I don't think EY or SQ are going to bother equity wise again after losing billions on their previous attempts, and SIA's remaining investment in India is barely making money but still more than their previous loss making investments in Australia and elsewhere.

I don't think Virgin will ever fly further than its 737s can manage. Much smarter for them to be a great domestic airline and add on a few short-range overseas routes like NZ and Bali.
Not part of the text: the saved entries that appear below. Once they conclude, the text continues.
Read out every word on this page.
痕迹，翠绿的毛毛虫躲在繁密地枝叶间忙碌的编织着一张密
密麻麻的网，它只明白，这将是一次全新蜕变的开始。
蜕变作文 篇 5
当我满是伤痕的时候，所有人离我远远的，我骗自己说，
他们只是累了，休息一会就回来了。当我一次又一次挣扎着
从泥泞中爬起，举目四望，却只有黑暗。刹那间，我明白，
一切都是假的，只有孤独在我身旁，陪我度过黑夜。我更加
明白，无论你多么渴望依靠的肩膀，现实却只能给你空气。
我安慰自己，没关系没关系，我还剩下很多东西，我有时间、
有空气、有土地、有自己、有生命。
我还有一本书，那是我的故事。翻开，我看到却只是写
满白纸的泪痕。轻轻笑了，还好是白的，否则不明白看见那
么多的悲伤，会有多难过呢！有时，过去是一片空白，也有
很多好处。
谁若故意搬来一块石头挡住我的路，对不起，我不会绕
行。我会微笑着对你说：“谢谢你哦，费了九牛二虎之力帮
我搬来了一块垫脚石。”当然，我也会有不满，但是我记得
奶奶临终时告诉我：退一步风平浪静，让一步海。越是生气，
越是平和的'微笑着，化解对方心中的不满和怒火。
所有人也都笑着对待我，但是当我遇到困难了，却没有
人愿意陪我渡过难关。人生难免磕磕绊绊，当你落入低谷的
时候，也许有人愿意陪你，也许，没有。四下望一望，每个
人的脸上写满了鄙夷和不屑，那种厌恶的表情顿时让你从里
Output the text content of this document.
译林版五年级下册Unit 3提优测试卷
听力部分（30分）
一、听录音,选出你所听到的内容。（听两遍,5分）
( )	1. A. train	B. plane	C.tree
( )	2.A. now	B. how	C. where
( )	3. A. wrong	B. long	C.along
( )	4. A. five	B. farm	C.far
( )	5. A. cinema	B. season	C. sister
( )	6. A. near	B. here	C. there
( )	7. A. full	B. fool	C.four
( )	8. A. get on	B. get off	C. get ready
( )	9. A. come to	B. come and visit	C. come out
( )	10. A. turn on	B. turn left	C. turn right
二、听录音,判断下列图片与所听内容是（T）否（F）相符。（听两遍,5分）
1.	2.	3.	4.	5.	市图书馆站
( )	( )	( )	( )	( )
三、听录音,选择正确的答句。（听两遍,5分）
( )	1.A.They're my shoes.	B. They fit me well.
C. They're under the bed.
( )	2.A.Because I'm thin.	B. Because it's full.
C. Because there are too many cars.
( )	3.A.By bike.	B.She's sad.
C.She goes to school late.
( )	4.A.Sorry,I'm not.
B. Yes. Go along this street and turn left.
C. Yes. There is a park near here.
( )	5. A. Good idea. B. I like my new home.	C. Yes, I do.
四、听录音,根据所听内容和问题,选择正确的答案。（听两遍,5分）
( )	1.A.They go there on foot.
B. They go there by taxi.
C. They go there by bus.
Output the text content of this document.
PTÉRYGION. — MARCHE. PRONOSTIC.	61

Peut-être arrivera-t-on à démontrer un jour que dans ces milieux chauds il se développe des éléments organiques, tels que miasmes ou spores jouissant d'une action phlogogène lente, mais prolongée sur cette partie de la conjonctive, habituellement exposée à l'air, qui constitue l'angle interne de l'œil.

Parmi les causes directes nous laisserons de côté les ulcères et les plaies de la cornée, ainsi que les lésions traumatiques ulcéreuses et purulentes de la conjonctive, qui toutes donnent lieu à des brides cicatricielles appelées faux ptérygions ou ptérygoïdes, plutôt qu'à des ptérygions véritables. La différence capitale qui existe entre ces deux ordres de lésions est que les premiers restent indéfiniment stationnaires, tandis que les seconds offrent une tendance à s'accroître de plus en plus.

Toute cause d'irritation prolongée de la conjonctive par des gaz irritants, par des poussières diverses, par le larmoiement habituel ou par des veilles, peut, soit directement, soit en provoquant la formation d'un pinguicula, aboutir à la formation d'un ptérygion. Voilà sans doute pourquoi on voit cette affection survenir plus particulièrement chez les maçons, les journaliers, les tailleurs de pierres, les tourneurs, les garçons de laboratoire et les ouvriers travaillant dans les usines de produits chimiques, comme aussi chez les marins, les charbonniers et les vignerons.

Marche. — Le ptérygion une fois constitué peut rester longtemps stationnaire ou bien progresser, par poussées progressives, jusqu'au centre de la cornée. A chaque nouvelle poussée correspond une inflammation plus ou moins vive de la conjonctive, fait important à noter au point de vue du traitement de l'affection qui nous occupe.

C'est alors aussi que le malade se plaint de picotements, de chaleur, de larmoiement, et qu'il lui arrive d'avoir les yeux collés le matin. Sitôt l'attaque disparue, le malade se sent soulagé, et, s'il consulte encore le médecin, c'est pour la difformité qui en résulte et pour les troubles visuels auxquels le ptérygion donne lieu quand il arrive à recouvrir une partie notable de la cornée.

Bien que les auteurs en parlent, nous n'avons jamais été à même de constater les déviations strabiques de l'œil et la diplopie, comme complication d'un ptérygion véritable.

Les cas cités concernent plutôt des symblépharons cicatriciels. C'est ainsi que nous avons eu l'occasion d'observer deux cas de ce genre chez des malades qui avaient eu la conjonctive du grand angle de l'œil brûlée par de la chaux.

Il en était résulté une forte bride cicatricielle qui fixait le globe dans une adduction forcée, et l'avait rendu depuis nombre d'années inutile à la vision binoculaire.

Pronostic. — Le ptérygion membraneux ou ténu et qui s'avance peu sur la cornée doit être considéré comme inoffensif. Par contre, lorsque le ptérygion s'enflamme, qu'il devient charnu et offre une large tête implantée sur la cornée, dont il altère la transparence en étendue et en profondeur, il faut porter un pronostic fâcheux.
Leave the USA, Japan, Singapore and others to partner  airlines.


21 Jul 2011

Total posts 82

That WOULD be the smart thing to do, but history has a habit of repeating itself. 

Thai Airways International - Royal Orchid Plus

15 Jan 2013

Total posts 412

ANA with VA throwing in the domestic sectors to link up to Sydney makes the most sense for Japan or option B as bad as the connections are is flying to Singapore on Singapore Airlines and then onto Japan(Nagoya,Osaka and Tokyo)

21 Apr 2016

Total posts 24

So when is the NH partnership coming...? It was announced Jan 2020 with a Jul 2020 start date - obviously pushed back by the pandemic but strange to have no further updates considering Japanese tourism to Australia has been going for the past 6 months, and Australia tourism to Japan looks to come back in the next month or two.

British Airways - Executive Club

10 Apr 2015

Total posts 15

I know from what you’ve said in the article it’s incredibly unlikely, but I’d like nothing more than Virgin to return to the LAX route - the frankly sub-par service, food, wine and ‘you are privileged we have let you fly with us’ mentality Qantas has adopted out the back of the pandemic, while charging ever increasing fares. Bring back the 777, better seat (still), bar, happy staff - I’d switch in an instant. And I suspect many others would. Yes the Qantas first lounge is exceptional, but you spent your time on the plane, not the lounge.